Trzecie największe miasto Warmii i Mazur przez lata ciągnęło się w ogonie wszelkich przemian. Teraz jest regionalnym liderem gospodarczym i inwestycyjnym. W ciągu pięciu ostatnich lat władzom Ełku udało się zrealizować rzeczy trudne w polskiej rzeczywistości, jak np. budowa obwodnicy, której 60-tysięczne miasto nie mogło się w Warszawie doprosić przez 40 lat. W sumie na inwestycje w infrastrukturę Ełk wydał od 2007 r. ponad 300 mln zł. Większość środków samorząd wywalczył w Brukseli.
– Nie korzystamy z usług firm zewnętrznych przy przygotowaniu wniosków o dofinansowanie z unijnych funduszy. Mamy własny specjalny wydział w ratuszu, który to robi od początku do końca. Udało się tam skompletować ekipę specjalistów znających procedury, języki, realia brukselskie. To procentuje dobrymi wnioskami, które nie są odrzucane – podaje receptę na sukces miasta prezydent Tomasz Andrukiewicz.

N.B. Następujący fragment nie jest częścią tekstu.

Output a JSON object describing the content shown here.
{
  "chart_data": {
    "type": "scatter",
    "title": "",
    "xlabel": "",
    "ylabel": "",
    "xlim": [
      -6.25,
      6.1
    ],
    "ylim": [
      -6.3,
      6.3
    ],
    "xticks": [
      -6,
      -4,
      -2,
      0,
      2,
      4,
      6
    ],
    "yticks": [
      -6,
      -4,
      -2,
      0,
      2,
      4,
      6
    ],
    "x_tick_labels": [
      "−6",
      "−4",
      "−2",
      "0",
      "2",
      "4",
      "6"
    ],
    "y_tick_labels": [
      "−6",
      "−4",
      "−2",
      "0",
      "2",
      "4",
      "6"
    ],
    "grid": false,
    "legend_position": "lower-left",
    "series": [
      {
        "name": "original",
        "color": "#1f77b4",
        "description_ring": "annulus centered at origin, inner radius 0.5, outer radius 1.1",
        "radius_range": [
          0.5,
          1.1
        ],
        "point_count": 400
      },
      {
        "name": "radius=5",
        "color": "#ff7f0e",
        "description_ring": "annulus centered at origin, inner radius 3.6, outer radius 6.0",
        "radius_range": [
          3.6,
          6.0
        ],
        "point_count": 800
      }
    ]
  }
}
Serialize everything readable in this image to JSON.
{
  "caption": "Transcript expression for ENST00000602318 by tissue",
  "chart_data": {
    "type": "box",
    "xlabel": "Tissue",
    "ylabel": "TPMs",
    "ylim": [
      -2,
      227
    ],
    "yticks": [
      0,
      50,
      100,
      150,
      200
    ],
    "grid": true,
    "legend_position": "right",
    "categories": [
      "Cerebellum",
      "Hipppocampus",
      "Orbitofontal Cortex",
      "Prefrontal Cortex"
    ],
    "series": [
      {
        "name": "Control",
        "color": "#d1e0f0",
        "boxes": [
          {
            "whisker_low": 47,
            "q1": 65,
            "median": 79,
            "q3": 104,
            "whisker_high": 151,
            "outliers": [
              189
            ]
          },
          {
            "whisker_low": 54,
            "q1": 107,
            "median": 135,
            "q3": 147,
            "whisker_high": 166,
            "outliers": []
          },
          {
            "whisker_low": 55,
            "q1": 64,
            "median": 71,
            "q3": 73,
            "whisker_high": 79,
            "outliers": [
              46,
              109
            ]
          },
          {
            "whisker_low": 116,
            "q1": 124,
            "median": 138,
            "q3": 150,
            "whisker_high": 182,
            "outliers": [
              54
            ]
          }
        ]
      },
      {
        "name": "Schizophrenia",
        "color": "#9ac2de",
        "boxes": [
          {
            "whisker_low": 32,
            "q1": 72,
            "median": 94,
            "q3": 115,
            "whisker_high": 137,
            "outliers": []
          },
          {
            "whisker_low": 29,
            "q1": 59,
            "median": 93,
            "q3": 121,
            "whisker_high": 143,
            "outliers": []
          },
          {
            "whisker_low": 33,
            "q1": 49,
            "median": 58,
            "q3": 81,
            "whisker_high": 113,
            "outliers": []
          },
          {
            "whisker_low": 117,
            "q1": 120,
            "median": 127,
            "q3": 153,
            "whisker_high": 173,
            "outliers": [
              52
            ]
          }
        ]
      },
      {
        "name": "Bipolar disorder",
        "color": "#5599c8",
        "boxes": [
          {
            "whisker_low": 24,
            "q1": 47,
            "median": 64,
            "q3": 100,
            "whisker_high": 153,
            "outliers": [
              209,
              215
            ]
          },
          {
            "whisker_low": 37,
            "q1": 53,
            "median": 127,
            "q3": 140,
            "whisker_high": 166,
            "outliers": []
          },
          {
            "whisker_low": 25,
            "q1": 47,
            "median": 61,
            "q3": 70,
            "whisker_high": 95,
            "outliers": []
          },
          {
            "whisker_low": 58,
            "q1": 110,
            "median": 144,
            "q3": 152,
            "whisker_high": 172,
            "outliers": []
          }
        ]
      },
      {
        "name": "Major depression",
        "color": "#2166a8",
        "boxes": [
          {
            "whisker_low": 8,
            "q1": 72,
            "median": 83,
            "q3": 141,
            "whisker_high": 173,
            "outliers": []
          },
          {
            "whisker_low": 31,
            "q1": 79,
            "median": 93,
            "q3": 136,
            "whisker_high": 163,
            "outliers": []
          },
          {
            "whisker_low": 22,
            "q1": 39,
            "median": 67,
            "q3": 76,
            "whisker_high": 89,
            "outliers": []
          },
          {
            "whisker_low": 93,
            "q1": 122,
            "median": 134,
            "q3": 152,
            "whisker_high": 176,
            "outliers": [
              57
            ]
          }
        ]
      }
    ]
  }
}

Nie jest przypadkiem, że to z jego przyjściem do ełckiego ratusza zapuszczone miasto nagle zaczęło się zmieniać.
38-letni Andrukiewicz jest z wykształcenia prawnikiem, skończył też na UW studia podyplomowe z public relations. Pracował w zarządzie starostwa ełckiego, gdzie zajmował się unijnymi funduszami. Przed objęciem prezydentury był starostą. Jest ekspertem Związku Miast Polskich ds. tworzenia projektów i pozyskiwania pieniędzy z Unii.

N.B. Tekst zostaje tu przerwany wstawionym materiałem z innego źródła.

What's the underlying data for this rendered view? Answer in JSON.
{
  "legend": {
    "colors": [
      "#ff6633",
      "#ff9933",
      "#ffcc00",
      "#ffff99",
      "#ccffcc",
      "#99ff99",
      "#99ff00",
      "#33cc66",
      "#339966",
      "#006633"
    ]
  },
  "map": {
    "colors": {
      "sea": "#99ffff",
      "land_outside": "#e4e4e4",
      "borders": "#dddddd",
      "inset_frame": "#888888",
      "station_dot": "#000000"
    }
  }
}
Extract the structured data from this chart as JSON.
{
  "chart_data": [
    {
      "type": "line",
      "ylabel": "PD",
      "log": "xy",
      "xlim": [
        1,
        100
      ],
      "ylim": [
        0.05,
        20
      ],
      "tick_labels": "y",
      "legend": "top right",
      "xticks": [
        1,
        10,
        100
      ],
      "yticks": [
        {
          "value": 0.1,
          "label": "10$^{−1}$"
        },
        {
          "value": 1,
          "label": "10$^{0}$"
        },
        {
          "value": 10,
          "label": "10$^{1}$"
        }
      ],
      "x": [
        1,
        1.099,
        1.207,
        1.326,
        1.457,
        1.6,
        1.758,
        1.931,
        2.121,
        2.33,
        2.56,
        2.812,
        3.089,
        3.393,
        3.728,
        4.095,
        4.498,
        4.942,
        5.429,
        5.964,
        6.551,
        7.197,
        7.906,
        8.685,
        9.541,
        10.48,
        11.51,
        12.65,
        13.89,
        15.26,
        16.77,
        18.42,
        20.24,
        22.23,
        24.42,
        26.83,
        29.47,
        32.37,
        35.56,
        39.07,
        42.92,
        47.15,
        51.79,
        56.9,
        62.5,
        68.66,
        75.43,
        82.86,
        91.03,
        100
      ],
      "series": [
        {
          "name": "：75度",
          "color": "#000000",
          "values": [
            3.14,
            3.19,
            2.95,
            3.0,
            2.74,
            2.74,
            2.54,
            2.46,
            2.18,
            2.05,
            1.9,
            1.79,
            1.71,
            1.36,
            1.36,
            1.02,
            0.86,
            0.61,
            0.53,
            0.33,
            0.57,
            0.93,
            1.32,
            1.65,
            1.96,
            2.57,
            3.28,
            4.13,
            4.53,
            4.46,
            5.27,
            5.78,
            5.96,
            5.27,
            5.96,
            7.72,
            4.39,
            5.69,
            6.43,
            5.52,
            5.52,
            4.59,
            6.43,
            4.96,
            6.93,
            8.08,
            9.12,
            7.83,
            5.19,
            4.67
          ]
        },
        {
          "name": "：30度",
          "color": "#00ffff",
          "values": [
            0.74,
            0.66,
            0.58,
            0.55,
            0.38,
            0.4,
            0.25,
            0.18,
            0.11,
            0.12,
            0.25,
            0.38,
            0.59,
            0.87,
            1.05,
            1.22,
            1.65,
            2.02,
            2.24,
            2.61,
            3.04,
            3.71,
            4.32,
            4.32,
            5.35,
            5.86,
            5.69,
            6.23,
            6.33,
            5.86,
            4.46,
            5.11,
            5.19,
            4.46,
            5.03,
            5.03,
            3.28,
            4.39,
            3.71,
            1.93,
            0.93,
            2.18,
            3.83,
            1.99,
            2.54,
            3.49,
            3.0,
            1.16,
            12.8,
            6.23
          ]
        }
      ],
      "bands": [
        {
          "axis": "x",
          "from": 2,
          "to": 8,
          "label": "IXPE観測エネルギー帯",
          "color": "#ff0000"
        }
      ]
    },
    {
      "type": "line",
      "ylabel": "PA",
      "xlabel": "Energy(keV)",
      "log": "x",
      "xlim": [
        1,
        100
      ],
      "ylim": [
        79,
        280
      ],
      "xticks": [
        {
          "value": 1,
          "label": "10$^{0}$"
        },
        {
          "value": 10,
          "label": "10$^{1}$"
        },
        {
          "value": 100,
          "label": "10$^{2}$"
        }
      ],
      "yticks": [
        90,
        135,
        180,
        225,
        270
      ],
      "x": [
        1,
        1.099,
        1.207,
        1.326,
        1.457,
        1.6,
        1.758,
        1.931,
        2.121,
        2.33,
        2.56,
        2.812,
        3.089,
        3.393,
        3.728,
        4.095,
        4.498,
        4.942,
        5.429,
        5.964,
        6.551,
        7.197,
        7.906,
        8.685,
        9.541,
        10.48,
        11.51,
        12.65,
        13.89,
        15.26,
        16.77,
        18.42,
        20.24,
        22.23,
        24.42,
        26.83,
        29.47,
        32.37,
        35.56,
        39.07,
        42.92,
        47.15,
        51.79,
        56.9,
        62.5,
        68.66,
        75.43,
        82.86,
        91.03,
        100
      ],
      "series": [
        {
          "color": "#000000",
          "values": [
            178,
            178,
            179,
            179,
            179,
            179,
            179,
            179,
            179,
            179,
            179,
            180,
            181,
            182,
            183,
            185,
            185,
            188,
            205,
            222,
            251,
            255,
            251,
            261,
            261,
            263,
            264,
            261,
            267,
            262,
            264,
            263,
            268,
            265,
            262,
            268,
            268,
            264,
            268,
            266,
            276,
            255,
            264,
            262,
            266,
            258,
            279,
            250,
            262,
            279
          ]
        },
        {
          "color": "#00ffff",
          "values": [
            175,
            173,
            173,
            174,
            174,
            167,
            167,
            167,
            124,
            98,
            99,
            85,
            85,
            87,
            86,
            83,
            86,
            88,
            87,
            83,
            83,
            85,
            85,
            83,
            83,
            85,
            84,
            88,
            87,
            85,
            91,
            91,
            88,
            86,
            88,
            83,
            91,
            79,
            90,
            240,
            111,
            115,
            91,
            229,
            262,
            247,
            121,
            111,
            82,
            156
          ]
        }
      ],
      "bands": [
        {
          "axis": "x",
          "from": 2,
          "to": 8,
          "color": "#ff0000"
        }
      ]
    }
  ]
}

Nic dziwnego więc, że do Ełku prezydent i jego zespół ściągnęli prawie 300 mln zł unijnego wsparcia. Największym sukcesem jest zbudowana obwodnica miasta. Przez dziesięciolecia tysiące tirów przejeżdżały pod oknami mieszkańców ku litewskiej i rosyjskiej granicy. Było tysiące wypadków, ginęli ludzie. Życie przy trasie tirów było udręką.